My daughter begins 10th grade tomorrow, and she is apprehensive, not about her classes but about her wardrobe. After two days of shopping with her mother, and the expenditure of a minor fortune, the girl announces that she is ready. Tomorrow morning will be a struggle. After weeks of sleeping past 10:00 a.m., my daughter will be roused from sleep by her iPhone, and trudge droopy-eyed to the kitchen, where, without opening her eyes, she will fill a bowl with rice krispies and milk. I know better than to talk to her in the morning. She tells me that she hates school, a sentiment which cuts me, given that I have spent the last 17 years working for the local school district. My aspirations for her are modest -- that she learn to think critically and challenge what she is told to take for granted, and that she enjoy learning for the rest of her life.

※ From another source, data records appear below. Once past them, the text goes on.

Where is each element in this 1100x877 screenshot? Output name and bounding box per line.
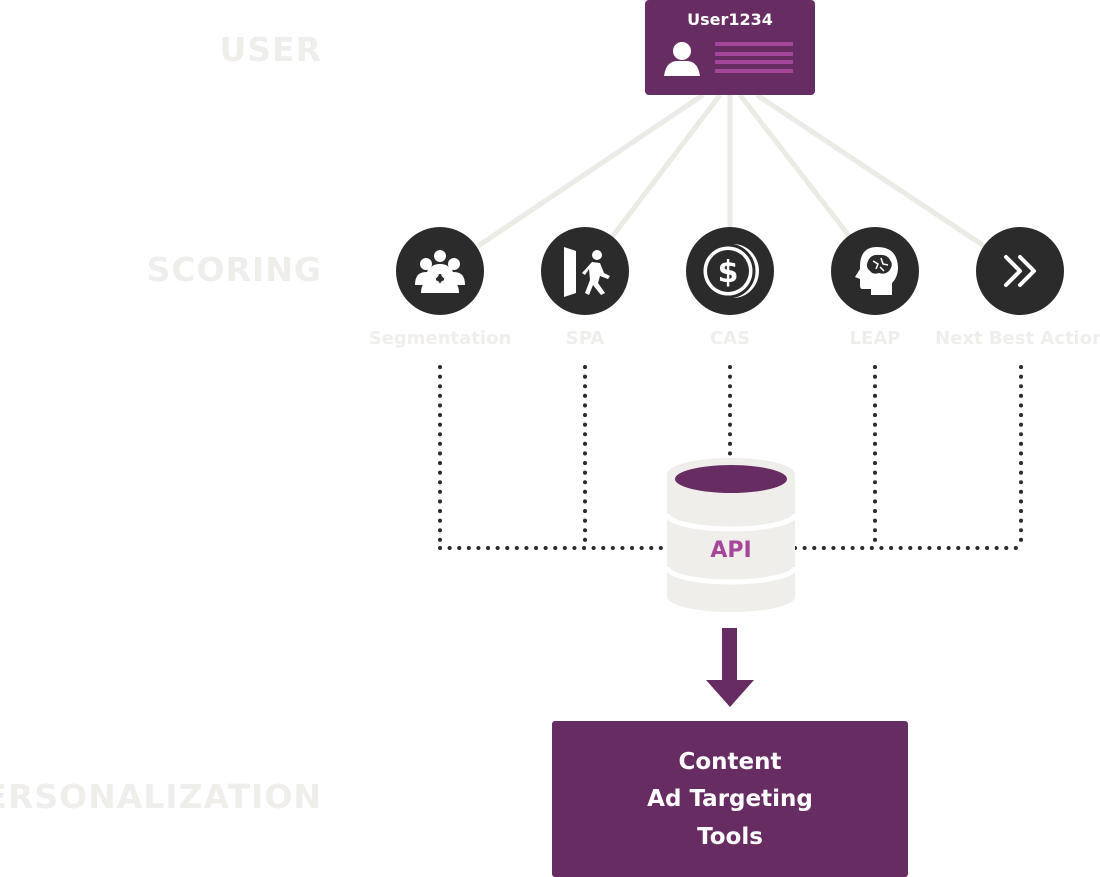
scoring-label-spa: SPA [565,328,605,349]
scoring-dotted-lines [438,365,1023,550]
down-arrow-icon [706,628,754,707]
leap-circle [831,227,919,315]
dollar-coin-icon: $ [700,243,759,299]
person-icon [664,42,700,76]
user-connector-lines [476,92,986,249]
personalization-box: Content Ad Targeting Tools [552,721,908,877]
user-name: User1234 [687,10,773,29]
output-line-ad-targeting: Ad Targeting [647,786,813,812]
double-chevron-right-icon [1004,255,1036,287]
row-label-user: USER [219,30,322,69]
scoring-label-segmentation: Segmentation [368,328,512,349]
profile-lines-icon [715,42,793,73]
output-line-content: Content [678,749,782,775]
svg-text:$: $ [718,255,739,290]
api-label: API [710,538,752,563]
database-icon [664,458,798,612]
scoring-label-cas: CAS [709,328,751,349]
brain-head-icon [855,247,898,295]
scoring-label-leap: LEAP [849,328,901,349]
segmentation-circle [396,227,484,315]
group-icon [415,250,465,293]
row-label-personalization: PERSONALIZATION [0,777,322,816]
row-label-scoring: SCORING [146,250,322,289]
spa-circle [541,227,629,315]
next-best-action-circle [976,227,1064,315]
exit-door-icon [564,247,610,297]
scoring-label-next-best-action: Next Best Action [935,328,1100,349]
cas-circle: $ [686,227,774,315]
user-card: User1234 [645,0,815,95]
output-line-tools: Tools [697,824,763,850]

I am an introvert by nature, and prefer small gatherings to large ones; I need to spend a good deal of time alone, and I do, particularly in the early morning, before the sun rises and my family wakes. I read, scribble in my notebook, sip coffee, listen to the birds. As I get older I think about mortality, how life can be so fragile, so easily upended by a single encounter or the caprice of chance. I scan the news, read, with sinking heart, about the flooding in Louisiana or the war in Syria; I imagine brown water rising to the roof line of a house; I imagine a refugee family trying to decide what to take and what to leave behind. Life can change course in the blink of an eye. I can’t protect my children from this harsh fact.
I recognize that I am getting older, crankier, more judgmental, because the young women who live across the driveway from us annoy me no end with their loud voices, vacuous conversations, off-key singing. Their names are Chloe and Tiffany and Kira, but I’m not sure which one is which. One of them drives a black Audi. People come and go over there, a parade of faces, cars, voices.
John Coltrane playing, the miracle of digital music, everything at one’s fingertips, with almost no interval between desire and fulfillment. Amazon delivers happiness, even on Sundays; but no day is sacred in a capitalist society. With the rising sun comes another opportunity to be sold, to buy, to acquire. Technology without limits is a deal with the Devil, all of us down at the crossroads on our knees, our heads bowed, ready to pay a very dear price for ephemeral happiness.